According to the American Cancer Society, kidney cancer is among the top ten most common cancers in men and women, and clear cell renal cell carcinoma (ccRCC) – the most common subtype of tumor associated with kidney cancer – accounts for more than 75 percent of cases.
McGowan Institute for Regenerative Medicine affiliated faculty members will serve as co-investigators on a $603,807 award from the Department of Defense to identify novel regulators that can potentially target ccRCC progression. The collaborators are Partha Roy, PhD, Associate Professor of Bioengineering, Cell Biology, and Pathology at the University of Pittsburgh, and Michael Lotze, MD, Professor of Surgery and Bioengineering, University of Pittsburgh; Vice Chair of Research, Department of Surgery, University of Pittsburgh School of Medicine; and Assistant Vice Chancellor Sponsored Training Grants, University of Pittsburgh Schools of the Health Sciences.
“The five-year survival of patients with advanced ccRCC is still only 10 percent,” said Dr. Roy. “A distinguishing hallmark of ccRCC is the highly vascular (angiogenic) tumor microenvironment due to genetic loss of VHL, a major negative regulator of angiogenesis – the process in which a network of blood vessels is developed.”
Through this network of blood vessels, oxygen and nutrients can be supplied to the tumor microenvironment, allowing it to grow and spread.
“The tumor microenvironment is a collection of cells, molecules, and blood vessels that surround a tumor,” explained Dr. Roy, “and studying the close relationship and interactions between the tumor and its microenvironment may help researchers better understand the growth and development of cancer.
“Given my lab’s research interests in angiogenesis and cancer, we would like to identify novel regulators of tumor blood vessel formation in the kidney that contribute to disease progression when dysregulated and therefore, be potentially targeted to slow down tumor progression.”
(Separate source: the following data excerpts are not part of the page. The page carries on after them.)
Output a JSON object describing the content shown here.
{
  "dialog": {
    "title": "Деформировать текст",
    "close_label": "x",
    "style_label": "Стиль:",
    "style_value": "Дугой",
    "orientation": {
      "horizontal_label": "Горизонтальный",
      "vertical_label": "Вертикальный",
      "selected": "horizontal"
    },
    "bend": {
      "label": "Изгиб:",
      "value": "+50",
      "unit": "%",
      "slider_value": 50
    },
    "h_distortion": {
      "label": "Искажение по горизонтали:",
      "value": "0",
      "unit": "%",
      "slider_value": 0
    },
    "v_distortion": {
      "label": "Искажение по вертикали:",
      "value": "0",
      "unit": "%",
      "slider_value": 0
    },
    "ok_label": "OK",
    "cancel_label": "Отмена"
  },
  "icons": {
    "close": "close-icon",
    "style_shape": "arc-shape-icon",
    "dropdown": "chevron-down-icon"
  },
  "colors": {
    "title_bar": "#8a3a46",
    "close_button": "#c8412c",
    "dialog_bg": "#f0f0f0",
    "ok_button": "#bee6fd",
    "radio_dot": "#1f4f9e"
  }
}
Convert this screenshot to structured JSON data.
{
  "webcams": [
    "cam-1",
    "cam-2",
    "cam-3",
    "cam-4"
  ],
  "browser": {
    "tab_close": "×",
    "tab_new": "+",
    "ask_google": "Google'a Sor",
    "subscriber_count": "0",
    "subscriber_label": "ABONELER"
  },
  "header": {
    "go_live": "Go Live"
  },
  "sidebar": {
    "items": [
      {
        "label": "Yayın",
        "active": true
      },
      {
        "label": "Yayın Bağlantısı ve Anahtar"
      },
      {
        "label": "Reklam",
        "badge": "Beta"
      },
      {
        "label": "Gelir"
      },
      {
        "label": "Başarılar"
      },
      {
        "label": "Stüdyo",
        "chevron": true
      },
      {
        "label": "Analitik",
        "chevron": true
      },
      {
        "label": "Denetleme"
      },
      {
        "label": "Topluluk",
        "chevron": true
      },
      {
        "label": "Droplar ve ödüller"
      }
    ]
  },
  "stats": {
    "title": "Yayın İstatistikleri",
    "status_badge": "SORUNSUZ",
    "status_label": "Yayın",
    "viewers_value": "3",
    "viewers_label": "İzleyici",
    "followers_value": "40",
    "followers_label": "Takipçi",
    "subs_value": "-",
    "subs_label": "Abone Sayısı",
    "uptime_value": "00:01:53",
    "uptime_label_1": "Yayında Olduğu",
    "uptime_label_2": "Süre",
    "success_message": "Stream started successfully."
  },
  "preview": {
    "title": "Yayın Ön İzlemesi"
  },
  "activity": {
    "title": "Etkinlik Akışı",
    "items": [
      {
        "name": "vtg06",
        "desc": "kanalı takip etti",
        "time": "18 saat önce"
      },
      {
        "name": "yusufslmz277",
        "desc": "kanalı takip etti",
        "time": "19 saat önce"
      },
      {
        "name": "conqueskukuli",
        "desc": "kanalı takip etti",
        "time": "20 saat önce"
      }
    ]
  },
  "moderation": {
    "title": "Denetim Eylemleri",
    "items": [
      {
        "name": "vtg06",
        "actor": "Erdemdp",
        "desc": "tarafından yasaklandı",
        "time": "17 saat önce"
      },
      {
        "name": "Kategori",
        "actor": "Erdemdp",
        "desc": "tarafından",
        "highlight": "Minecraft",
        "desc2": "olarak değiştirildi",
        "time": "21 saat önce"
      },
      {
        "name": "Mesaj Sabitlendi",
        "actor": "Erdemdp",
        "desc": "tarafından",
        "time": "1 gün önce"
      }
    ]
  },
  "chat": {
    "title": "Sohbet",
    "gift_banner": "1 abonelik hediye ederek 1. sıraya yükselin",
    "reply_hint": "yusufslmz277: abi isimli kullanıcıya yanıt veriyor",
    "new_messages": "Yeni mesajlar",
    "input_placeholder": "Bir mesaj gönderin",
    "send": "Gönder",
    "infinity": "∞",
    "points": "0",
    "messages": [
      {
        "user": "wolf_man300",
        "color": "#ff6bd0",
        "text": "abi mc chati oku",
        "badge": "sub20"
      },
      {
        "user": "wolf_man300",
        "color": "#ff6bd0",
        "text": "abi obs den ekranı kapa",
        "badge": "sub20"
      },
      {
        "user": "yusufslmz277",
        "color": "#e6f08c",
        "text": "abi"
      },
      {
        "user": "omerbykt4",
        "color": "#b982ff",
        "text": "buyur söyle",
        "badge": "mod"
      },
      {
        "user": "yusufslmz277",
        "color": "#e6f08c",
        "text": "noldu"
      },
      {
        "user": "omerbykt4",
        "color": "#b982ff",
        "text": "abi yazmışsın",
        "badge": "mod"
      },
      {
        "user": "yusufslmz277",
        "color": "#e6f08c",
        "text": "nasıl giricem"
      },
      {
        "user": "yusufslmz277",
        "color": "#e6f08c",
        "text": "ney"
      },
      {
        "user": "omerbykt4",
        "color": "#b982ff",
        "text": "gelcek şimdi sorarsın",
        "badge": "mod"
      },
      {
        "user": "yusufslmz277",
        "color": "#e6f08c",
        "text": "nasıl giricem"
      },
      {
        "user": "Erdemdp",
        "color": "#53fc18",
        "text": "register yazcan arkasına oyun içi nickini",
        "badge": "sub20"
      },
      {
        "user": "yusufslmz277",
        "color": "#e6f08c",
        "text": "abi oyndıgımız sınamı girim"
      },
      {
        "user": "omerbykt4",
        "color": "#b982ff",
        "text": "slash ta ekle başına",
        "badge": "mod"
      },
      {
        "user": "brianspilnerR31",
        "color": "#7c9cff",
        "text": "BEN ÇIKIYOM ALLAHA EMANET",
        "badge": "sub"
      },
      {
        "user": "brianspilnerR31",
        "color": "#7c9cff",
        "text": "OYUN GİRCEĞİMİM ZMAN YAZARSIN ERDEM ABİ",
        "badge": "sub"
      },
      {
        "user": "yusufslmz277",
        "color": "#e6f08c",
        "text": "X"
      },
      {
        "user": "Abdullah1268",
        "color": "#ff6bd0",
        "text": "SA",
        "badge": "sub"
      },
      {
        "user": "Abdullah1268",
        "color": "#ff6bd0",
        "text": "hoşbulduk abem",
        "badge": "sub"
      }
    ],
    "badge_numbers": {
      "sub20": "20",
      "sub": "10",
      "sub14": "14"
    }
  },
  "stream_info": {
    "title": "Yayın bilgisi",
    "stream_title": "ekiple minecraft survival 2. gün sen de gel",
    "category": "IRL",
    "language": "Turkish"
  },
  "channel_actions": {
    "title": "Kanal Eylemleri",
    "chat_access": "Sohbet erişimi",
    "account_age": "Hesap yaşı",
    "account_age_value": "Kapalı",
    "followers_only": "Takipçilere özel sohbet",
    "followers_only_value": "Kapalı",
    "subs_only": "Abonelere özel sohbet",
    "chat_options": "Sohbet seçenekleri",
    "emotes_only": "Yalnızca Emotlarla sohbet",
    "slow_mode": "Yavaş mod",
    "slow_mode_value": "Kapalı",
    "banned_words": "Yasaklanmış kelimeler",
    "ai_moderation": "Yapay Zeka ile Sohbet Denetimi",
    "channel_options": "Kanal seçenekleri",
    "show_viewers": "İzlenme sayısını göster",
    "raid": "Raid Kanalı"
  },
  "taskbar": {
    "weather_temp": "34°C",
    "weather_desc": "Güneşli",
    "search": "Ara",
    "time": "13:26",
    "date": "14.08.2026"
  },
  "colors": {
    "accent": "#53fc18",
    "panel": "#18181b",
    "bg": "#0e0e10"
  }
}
Dr. Roy directs the Cell Migration Laboratory in the Swanson School of Engineering, where they have developed a better understanding of the role of actin-binding protein profilin1 (Pfn1) in physiological and pathological processes and want to examine its role in kidney cancer.
“With clear evidence of a clinical association between high Pfn1 level and poor disease outcome in ccRCC, we plan to use this study to determine whether Pfn1 contributes to ccRCC progression and investigate whether Pfn1 inhibition by novel small molecules is an effective strategy to control the tumor microenvironment and slow down the progression of RCC.”
The underlying hypothesis of this study is that Pfn1 stimulates tumor angiogenesis and limits the immune responses that otherwise would help slow cancer progression. In the first part of the study, the group will address whether Pfn1 dysregulation in vascular cells effects the tumor microenvironment and ccRCC progression. They will also determine if Pfn1 expression has any correlation with the responsiveness of ccRCC patients to immunotherapy.
In the second part of the study, they will determine if novel investigative compounds targeting Pfn1 function can be used to suppress tumor angiogenesis, improve immune response, and inhibit ccRCC progression.
“The results of this study could establish Pfn1 as a novel regulator of ccRCC progression and a biomarker for predicting the therapeutic response of ccRCC patients,” said Dr. Roy. “This could pave the way for future development of improved classes of Pfn1 inhibitor as a possible novel therapeutic direction that might benefit patients who are resistant to standard VEGF-targeted anti-angiogenic therapy.”
Illustration: Renal microvasculature in wild-type (top) vs conditional profilin1 knockout (bottom) mice showing profilin1-dependency for blood vessel generation in the kidney (courtesy: Roy lab).